Mom, Dad and younger brother eventually joined in the venture, dubbed "The Candy Shoppe," which opened in 2001 and has sold enough licorice, fudge and gummy spiders to keep the shop self-supporting. Gross sales, according to Dad Steve Charbonneau, have increased 10 percent each year. And with the profits, Charbonneau did, in fact, buy herself a car.
A lifelong learning cycle
No detailed business plan is offered here (at least it wasn't in the episode that's been posted online). But even an adult who, oh, failed her Junior Achievement project and still can't balance her checkbook can't help but admire the ingenuity the series hails.
A Tacoma boy, for example, raised $80,000 to purchase rocking chairs for a local hospital. Yes, the show highlights how to make money, and it'll undoubtedly inspire a whole new crop of sewers and dog sitters.
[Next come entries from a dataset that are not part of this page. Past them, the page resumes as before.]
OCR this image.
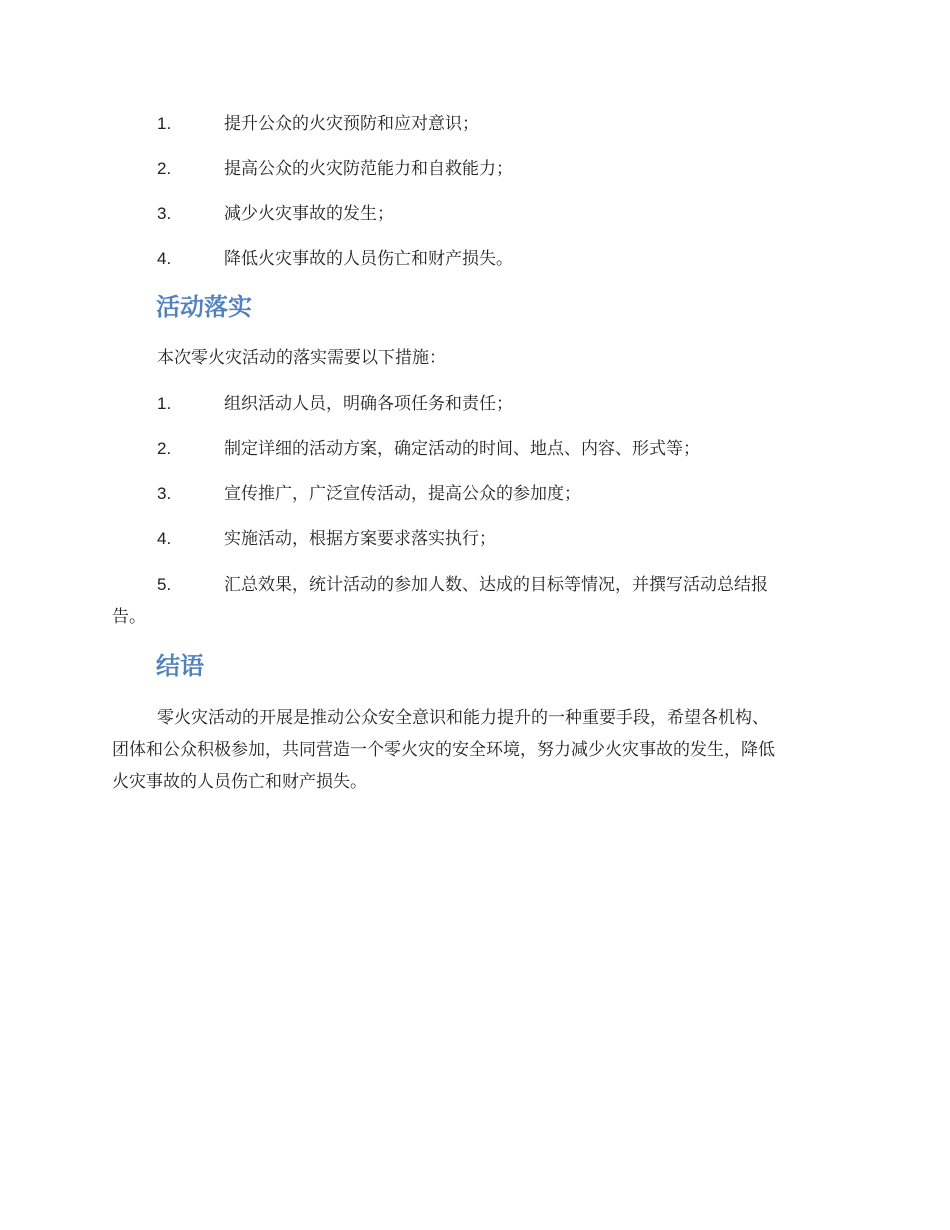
1.	提升公众的火灾预防和应对意识；
2.	提高公众的火灾防范能力和自救能力；
3.	减少火灾事故的发生；
4.	降低火灾事故的人员伤亡和财产损失。
活动落实
本次零火灾活动的落实需要以下措施：
1.	组织活动人员，明确各项任务和责任；
2.	制定详细的活动方案，确定活动的时间、地点、内容、形式等；
3.	宣传推广，广泛宣传活动，提高公众的参加度；
4.	实施活动，根据方案要求落实执行；
5.	汇总效果，统计活动的参加人数、达成的目标等情况，并撰写活动总结报
告。
结语
零火灾活动的开展是推动公众安全意识和能力提升的一种重要手段，希望各机构、
团体和公众积极参加，共同营造一个零火灾的安全环境，努力减少火灾事故的发生，降低
火灾事故的人员伤亡和财产损失。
But it makes special note to highlight kid philanthropy, too.
Volunteering, the show points out, can indeed lead to material or financial rewards. An upcoming segment profiles 18-year-old Henry Spieker, of Seattle, who has been working at Columbia City's nonprofit Bike Works since he was 13.
"I took a beginning mechanics class to learn, and I did some community-service hours," Spieker says. That community service — helping repair bikes — translated into credit toward "purchasing" a bike, which he did, many times over.
The Aviation High School student, now a senior, continued in the "Earn-a-Bike" program, honing his mechanical skills and eventually landing a paying gig as a bike mechanic at REI.
All these years spent at Bike Works, which sells used bikes and offers affordable bike repairs, also taught him leadership as well as time-management skills. The kind of "life" tools one needs to get ahead, he says. And that's a return as valuable as a paycheck.